Event teaches that ‘no is no’
- Published: May 12, 2016
Giving consent in a sexual situation can be complicated. Sometimes a “yes” or “no” can be quick and emphatic. Other times, consent, or the lack of it, comes hesitantly, in roundabout ways. People sometimes have no trouble saying just what they mean, and other times, words get stuck. Girls and young women, especially, can falter when trying not to offend.
Organizers of Consent 101, a workshop taking place Thursday, May 5, at 7 p.m. at the Yellow Springs Arts Council, believe that consent is a critical topic. And these organizers also believe that the issue is especially timely in Yellow Springs, following incidents in which some local women felt uncomfortable with behavior they perceived as inappropriate.
“We realized that as a community and a society, we have trouble making good boundaries,” said Lindsay Burke, who with Ri Molnar is organizing a monthlong series of events, starting with the gathering on May 5, aimed at rape prevention. “We want people to feel comfortable with boundaries.”
And while any event addressing sexual violence can be fraught with the potential for anger, stereotyping or misunderstanding, the organizers intend to keep these workshops more upbeat.
“Our goal is to make it positive,” Burke said. “We want to focus on educating people, giving them tools. We want to talk about how to keep ourselves and our community safe, to make people feel empowered.”

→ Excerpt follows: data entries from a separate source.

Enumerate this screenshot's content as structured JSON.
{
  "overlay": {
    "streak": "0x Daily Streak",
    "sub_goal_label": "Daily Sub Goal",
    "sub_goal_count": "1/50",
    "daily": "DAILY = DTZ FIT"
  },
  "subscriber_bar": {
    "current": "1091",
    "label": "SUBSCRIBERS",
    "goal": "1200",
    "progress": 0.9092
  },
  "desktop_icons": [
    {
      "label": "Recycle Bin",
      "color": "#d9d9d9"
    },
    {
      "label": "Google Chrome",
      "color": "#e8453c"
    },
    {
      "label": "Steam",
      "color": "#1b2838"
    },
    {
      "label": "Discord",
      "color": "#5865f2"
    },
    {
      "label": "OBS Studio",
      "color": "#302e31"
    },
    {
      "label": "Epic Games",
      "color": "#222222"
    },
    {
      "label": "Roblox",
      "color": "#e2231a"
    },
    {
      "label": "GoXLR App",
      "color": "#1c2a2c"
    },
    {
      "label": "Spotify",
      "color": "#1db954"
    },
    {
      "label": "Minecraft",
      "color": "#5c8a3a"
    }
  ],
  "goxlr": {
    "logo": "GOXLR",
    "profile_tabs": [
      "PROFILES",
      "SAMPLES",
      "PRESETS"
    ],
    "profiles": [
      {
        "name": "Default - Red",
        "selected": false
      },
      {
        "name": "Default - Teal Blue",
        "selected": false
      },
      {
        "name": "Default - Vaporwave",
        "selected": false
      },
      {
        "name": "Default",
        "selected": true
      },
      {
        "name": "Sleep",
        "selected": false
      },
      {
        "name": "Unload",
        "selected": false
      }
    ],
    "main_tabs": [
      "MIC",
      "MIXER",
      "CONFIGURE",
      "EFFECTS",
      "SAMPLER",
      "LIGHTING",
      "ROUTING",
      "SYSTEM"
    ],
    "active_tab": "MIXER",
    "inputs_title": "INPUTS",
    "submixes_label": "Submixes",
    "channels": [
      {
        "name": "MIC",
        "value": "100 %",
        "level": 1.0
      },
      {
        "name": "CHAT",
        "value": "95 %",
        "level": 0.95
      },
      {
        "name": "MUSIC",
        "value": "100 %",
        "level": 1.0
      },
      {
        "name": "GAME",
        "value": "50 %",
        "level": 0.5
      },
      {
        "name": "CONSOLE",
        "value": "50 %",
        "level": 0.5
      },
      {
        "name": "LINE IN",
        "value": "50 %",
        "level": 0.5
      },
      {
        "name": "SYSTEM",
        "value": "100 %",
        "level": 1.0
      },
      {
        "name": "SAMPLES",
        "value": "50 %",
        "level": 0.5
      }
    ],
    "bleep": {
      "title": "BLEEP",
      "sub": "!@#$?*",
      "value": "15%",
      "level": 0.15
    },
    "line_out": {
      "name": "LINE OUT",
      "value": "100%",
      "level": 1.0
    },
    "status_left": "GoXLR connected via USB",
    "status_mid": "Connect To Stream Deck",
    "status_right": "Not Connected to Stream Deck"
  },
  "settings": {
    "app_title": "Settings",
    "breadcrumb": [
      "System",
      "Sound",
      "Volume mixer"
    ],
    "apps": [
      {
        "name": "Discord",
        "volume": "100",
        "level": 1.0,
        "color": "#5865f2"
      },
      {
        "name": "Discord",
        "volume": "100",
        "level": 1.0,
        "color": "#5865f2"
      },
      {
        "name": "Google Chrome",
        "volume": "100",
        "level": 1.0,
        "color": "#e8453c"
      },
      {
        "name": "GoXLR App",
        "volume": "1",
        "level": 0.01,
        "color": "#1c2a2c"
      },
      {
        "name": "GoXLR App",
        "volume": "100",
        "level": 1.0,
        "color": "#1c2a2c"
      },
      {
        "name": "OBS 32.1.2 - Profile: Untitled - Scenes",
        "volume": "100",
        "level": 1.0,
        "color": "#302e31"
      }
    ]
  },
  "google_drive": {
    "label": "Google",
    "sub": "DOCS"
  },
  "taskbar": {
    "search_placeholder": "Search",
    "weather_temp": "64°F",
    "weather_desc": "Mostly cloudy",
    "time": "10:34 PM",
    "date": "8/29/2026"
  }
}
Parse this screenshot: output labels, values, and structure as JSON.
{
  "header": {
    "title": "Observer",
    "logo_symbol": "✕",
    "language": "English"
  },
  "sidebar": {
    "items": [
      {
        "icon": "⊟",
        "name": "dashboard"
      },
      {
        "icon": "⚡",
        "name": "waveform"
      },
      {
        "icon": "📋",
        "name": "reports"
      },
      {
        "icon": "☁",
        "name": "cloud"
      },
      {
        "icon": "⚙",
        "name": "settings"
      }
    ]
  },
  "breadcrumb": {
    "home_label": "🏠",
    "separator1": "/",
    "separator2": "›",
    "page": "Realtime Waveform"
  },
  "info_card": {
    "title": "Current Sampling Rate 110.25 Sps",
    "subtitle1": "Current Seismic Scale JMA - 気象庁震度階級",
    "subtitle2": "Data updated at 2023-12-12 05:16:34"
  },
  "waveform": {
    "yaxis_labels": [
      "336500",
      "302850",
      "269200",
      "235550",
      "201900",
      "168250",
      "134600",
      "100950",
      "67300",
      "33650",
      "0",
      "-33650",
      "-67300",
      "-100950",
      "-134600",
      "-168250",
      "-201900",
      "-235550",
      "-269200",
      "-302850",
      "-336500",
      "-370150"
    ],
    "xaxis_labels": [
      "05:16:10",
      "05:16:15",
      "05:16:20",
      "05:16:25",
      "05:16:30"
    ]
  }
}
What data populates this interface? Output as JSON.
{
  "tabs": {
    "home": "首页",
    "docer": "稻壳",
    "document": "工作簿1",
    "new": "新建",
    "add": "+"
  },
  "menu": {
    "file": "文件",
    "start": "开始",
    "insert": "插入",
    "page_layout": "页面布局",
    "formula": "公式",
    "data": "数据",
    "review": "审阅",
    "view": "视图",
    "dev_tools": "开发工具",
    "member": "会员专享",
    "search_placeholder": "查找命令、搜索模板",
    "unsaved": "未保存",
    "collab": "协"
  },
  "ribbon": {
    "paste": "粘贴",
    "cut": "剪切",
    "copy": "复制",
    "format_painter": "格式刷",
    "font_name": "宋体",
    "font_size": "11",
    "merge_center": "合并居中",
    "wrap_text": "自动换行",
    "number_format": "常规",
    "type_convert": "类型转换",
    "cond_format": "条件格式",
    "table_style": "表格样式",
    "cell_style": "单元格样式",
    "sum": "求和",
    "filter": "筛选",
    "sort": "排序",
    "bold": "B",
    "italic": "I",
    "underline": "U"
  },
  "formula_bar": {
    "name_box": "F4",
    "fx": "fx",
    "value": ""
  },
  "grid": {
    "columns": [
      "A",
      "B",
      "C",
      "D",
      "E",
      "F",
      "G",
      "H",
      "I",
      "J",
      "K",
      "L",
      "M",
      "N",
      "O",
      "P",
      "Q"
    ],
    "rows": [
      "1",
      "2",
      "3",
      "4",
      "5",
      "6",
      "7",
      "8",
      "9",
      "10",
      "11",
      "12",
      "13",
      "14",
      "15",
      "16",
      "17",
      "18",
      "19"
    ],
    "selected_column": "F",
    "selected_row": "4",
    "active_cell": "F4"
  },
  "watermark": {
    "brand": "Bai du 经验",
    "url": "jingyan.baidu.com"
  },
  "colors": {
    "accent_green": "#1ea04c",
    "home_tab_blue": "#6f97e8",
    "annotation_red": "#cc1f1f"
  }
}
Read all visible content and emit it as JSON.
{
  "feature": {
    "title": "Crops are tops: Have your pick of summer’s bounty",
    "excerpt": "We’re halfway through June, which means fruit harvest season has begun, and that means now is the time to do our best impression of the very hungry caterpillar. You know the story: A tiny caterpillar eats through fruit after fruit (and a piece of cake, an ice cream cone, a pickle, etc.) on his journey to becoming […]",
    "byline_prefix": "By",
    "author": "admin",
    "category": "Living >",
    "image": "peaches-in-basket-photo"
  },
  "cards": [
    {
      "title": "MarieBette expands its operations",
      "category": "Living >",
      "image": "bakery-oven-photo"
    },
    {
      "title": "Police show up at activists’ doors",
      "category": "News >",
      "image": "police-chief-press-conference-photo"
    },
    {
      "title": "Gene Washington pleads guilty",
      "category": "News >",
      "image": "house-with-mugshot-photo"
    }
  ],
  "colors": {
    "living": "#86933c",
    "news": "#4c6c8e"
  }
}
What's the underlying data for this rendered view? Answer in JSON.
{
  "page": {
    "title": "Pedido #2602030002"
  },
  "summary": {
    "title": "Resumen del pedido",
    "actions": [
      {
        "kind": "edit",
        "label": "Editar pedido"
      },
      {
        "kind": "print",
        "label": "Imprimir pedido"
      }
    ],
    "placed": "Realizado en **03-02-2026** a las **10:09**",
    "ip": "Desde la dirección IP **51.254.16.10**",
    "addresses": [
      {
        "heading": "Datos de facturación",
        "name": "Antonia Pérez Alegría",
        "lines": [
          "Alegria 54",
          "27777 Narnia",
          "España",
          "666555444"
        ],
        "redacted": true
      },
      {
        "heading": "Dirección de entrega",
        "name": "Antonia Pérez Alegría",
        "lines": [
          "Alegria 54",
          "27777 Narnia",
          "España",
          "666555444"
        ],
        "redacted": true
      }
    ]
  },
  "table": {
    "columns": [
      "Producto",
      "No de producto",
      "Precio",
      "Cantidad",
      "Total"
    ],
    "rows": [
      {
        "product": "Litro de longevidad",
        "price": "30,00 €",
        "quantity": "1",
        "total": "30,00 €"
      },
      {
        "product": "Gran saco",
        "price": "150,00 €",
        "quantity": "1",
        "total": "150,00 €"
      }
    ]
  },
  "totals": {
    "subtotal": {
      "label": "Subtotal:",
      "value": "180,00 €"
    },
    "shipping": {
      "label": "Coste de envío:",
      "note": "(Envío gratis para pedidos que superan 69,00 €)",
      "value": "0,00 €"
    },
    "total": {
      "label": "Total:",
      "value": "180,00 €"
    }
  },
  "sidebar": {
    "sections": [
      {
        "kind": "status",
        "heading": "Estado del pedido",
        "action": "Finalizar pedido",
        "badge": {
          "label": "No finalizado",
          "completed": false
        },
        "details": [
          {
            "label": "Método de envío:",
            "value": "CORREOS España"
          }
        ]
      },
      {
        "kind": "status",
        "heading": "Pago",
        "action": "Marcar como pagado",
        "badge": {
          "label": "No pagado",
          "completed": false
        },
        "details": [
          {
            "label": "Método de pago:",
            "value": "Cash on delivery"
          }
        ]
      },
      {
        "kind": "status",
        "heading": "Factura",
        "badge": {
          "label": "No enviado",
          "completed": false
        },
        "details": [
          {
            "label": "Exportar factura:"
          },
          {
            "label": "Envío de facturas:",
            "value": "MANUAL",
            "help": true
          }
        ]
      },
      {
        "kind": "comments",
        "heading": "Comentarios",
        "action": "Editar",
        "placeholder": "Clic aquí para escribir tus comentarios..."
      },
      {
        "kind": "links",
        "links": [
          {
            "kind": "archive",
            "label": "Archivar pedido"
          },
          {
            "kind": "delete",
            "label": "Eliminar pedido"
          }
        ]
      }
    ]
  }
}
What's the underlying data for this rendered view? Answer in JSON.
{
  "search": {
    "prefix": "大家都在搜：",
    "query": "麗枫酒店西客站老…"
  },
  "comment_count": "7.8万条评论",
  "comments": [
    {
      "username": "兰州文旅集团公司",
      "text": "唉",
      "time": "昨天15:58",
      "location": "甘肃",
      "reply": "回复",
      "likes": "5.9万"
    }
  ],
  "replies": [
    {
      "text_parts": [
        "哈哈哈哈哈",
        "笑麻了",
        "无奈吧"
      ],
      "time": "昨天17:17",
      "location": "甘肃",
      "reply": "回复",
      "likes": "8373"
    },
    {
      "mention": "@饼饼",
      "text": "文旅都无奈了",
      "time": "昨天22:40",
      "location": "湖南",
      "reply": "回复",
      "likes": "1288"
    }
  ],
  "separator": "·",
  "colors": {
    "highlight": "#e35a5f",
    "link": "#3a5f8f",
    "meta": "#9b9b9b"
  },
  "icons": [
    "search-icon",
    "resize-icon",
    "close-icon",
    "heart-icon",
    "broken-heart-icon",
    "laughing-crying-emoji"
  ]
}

And empowerment is critical in a male-dominated culture, according to organizers. For instance, one in five women, and one in 71 men, will be raped at some point in their lifetime, according to the National Sexual Violence Resource Center. Many women also falsely assume that strangers are those they should fear, but in 8 out of 10 cases of sexual assault, the victims know their assailants. And about 90 percent of the victims of rape are women.
The May 5 event on consent features presenters from the Cincinnati Radical Reminist Collective and the Sexual Assault Response Network of Central Ohio, or SARNCO. “In a world seeped in rape culture, consent can take a little extra practice,” organizers wrote in an email. “We’ll work to understand some ways to give consent, ways to ensure all folks are truly giving consent and we’ll practice talking about consent.”
Organizers invite those of all races and genders to take part in the programs, although they may be more appropriate for those over 13. Childcare will be provided.
Funding for the events is provided by the Human Relations Commission, or HRC.
Following the consent event, on Saturday, May 7, at 6 p.m. a screening of the film “Born in Flames” will take place at the Antioch Arts and Sciences Building, room 219. In the futuristic film, when “a socialist government gains power, a group of women decides to organize and rebel,” according to the email.
On Thursday, May 12, at 7 p.m., representatives from Black and Pink SWOhio and the Redbird Prison Abolition Collective will address prison abolitions and transformative justice and “why they are important,” organizers wrote. “If we are to envision and become a world without prisons, we will have to continue building alternatives that center on accountability, trust and empowered transformation within our own communities.”
This event takes place at the Yellow Springs Arts Council Gallery on Corry Street.
The following week, on Thursday, May 19, at 7 p.m. at the John Bryan Community Center dance studio, organizers present Johanna Kohout, who will teach self-defense. “In this two-hour workshop we will explore a variety of different strategies for protecting ourselves, our loved ones and our community,” organizers said. This event is limited to women, trans and queer participants.
And on Thursday, May 26, 7 p.m., location to be announced, “ Survivor’s Guide to Great Sex” will be presented by representatives from the Ohio Coalition to End Sexual violence and In Solidarity We Rise.
After the series, Molnar and Burke hope that participants stay connected to each other and perhaps work together to build more ways for women to learn tools and strategies for safety. For instance, the Dayton area currently has no rape center, and it needs one, Molnar said.
“We hope this is the start of something,” she said of the May events. “We hope it helps us to build coalitions.”